MPs are rushing to repay “disputed” claims. This is a PR exercise, not a new-found commitment to honesty, driven by the fact that so many members have been found with their snouts in the trough.
Parliamentary “entitlements” amounted to more than $100 million last year. This is for people with starting salaries of almost $200,000. Add in all the perks and allowances and, according to an analysis by Fairfax media, “each MP and senator gets a minimum of more than $500,000 a year”. They received pay increases totalling almost 40 percent over the last three years.
It’s struggle street in Canberra all right.
The standard justification for this obscenity is that the parliament has to be able to “attract talent”. Gluttonous self-serving slobs with a sense of entitlement more like it.
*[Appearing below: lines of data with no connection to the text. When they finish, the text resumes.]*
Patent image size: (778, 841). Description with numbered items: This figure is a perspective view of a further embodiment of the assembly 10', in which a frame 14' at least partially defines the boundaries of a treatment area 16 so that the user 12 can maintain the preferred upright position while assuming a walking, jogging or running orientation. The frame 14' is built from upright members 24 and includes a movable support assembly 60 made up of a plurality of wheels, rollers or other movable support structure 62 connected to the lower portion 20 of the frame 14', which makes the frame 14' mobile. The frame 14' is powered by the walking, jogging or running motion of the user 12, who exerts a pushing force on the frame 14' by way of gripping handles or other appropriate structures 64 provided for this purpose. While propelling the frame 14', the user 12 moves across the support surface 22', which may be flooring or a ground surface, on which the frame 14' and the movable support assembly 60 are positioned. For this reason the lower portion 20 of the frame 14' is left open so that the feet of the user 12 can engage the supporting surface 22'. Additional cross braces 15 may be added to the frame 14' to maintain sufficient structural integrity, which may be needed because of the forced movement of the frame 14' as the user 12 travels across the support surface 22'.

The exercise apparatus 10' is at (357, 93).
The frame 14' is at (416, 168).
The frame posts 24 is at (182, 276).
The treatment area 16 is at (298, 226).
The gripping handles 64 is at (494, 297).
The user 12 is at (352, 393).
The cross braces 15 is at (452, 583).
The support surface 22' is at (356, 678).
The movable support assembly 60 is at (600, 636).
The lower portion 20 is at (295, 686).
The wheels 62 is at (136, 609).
Their appetites are insatiable.
Liberal former minister Peter Reith forcefully defended the claims, appealing, “Since when is that not being part of being a politician, you know, going out for lunch with a shock jock or going to his wedding?” This is the sort of culture that thrives in the parliamentary ranks.
We’re reminded of former Labor MP Mark Latham’s diary notes from one particular overseas junket. Sitting in a flash restaurant lamenting the obstacles to a thoroughgoing political change that would enable a better life for workers, he casually noted the side order of potatoes he ordered with a main course of duck. And this was a man the Murdoch press denounced for trying to start a class war. Things have really deteriorated since then.
While the politicians gorge themselves, workers and the poor go hungry.
Getting to and from work, international study tours, etc. – most workers get no such benefits. And the standard line for pay rises is that anything above 2.5 percent is totally irresponsible. Without moderation, the unions are lectured, rampant inflation would surely ruin the country.
Single mothers chucked off the parenting payment are expected to survive on the dole to aid the cause of fiscal responsibility. More than 100,000 people homeless while the “servants of the public” stay in $300 per night hotel rooms and are driven about by chauffeurs.
Yet the main crime of the politicians isn’t rorting their own expenses. The greatest rort in the system is the everyday exploitation of workers by bosses. All the magnificent wealth that exists comes from the labour of workers, yet the rich get richer and everyone else is told to work harder and sacrifice more.
Week in and week out, the politicians ensure that the bosses get what they want – keeping down corporate taxes, passing laws that restrict union organising and generally doing what they can to enable the smooth running of capitalism. This is the great obscenity: the institutionalised “entitlement” of the ruling class to rip everyone else off.
The great crime of politicians is that, while serving themselves, they serve their masters more.